Während das Set von Camera in heftigen Emotionen geendet hat, ist das von Vox Low geradezu emotionslos. Ihr Coldwave hat weder Farbe noch Veränderung, der simple 4/4 Beat geht einem schon nach dem dritten Song auf die Nerven. Das Quartett wirkt mit seiner doch recht platten Musik etwas fehl am Platz, wurde es von Gonzaï im Vorfeld fälschlicherweise auch als Krautrock bezeichnet – Basstriolen und alte Synths machen noch keinen Krautrock aus, sorry. Trotzdem schaffen es die Pariser, mit ihrer explosiven und ekstatischen Show das Publikum zu begeistern. Am Ende finden sich sogar zwei ausgefeiltere, rhythmisch und harmonisch anspruchsvollere Songs. Auch wenn sie nicht die „Zukunft des französischen Electro“ (Gonzaï) sind, emulieren sie im Endeffekt doch ganz gut die dunklen Seiten seiner Vergangenheit.


Schon von den ersten Tönen an wippen die Füße, Köpfe und Hüften. Je weiter der Abend fortschreitet, desto mehr wähnt man sich bei einem illegalen Tanzwettbewerb.


A propos Vergangenheit: Erinnert ihr euch an den Dance-Punk der Nuller Jahre? Out Hud, LCD Soundsystem, the Rapture, all diese Bands, die den Glamour und die Sexyness von Disco mit der Energie und der Räudigkeit von Punk durchsetzt haben? David Best und Steve Lewis waren und sind noch Teil jener Szene mit ihrer Band Fujiya & Miyagi. Im Jahr 2000 gegründet, wurden sie mit ihrem dritten Album Lightbulbs und dem Song „UH“ einer breiteren Öffentlichkeit bekannt.

Acht Jahre später haben sie zwei weitere Album veröffentlicht, eine EP-Trilogie ist auch unterwegs. Genug Material also, um den vollen Saal der Maroquinerie zum Tanzen zu bringen. Schon von den ersten Tönen an wippen die Füße, Köpfe und Hüften.

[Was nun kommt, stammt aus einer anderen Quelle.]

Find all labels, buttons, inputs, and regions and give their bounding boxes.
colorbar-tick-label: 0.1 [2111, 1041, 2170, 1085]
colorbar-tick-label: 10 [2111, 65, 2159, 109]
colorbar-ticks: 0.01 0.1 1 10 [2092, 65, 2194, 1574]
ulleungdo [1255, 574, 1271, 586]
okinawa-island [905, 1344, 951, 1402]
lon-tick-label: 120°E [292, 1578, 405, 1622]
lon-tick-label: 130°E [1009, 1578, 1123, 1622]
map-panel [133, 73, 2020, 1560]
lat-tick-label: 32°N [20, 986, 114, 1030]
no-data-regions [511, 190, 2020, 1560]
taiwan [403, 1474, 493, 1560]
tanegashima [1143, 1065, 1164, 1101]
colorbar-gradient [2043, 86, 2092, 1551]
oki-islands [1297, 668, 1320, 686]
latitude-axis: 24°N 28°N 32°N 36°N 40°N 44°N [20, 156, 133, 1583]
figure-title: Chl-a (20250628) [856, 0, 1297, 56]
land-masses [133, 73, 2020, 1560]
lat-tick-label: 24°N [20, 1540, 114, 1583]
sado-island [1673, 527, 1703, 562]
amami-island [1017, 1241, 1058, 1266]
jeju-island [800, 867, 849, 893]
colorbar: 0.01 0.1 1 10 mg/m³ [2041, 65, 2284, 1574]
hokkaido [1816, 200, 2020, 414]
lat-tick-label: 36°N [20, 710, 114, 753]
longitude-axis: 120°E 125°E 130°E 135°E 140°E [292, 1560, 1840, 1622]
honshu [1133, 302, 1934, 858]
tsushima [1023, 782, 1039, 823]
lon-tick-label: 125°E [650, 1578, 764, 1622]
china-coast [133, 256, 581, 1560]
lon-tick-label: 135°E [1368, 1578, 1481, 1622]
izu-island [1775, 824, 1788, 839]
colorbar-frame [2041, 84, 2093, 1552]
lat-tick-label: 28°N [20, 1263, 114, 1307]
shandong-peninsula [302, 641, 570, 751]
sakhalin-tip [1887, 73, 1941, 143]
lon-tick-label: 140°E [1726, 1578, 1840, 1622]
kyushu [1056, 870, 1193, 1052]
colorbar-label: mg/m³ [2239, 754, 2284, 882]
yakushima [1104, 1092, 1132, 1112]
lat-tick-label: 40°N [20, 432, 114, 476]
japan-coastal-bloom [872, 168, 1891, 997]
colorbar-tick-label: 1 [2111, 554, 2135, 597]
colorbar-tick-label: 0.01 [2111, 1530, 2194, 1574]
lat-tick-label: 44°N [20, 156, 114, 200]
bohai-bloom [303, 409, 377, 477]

Je weiter der Abend fortschreitet, desto mehr wähnt man sich bei einem illegalen Tanzwettbewerb. Best, Sänger und Kopf der Band, flüstert mehr als dass er singt und fixiert währenddessen die Tanzfläche mit seinem stoischen Blick. Während der ersten beiden Songs versteht man erneut nicht ganz, warum im Vorfeld von Krautrock die Rede war, Fujiya & Miyagi sind doch offensichtlich Disco Freaks, oder?

In Wirklichkeit steht die Band, die sich nach einem Charakter aus Karate Kid und einer Plattenspielermarke benannt hat, ein Stück abseits von den üblichen Dance-Punk Formationen. Parallel zu den minimalistisch-psychedelischen Exzessen der genialen Clinic haben Fujiya & Miyagi einen Weg gefunden, den hypnotischen Effekt und die ewige Hipness von Krautrock in das ansonsten recht ausgelutschte Genre des Dance-Punk zu importieren.

Anderthalb Stunden lang hat man den seltsamen Eindruck, zwei Konzerten beizuwohnen, so oft wechseln Best und Co vom Tanz- in den Trancemodus. Nach einer Zugabe, während der sie auch den neuen Song „Outstripping (The Speed of Light)“ von der im Oktober erscheinenden EP spielen, holen sich die Briten ihren verdienten Applaus ab. Mittvierziger dazu zu bringen, so ohne Scham mit sämtlichen Körperteilen zu tanzen wie es sonst nur Teenager tun, die noch nicht wissen, wie man „cool“ tanzt – das schaffen nur wenige Bands.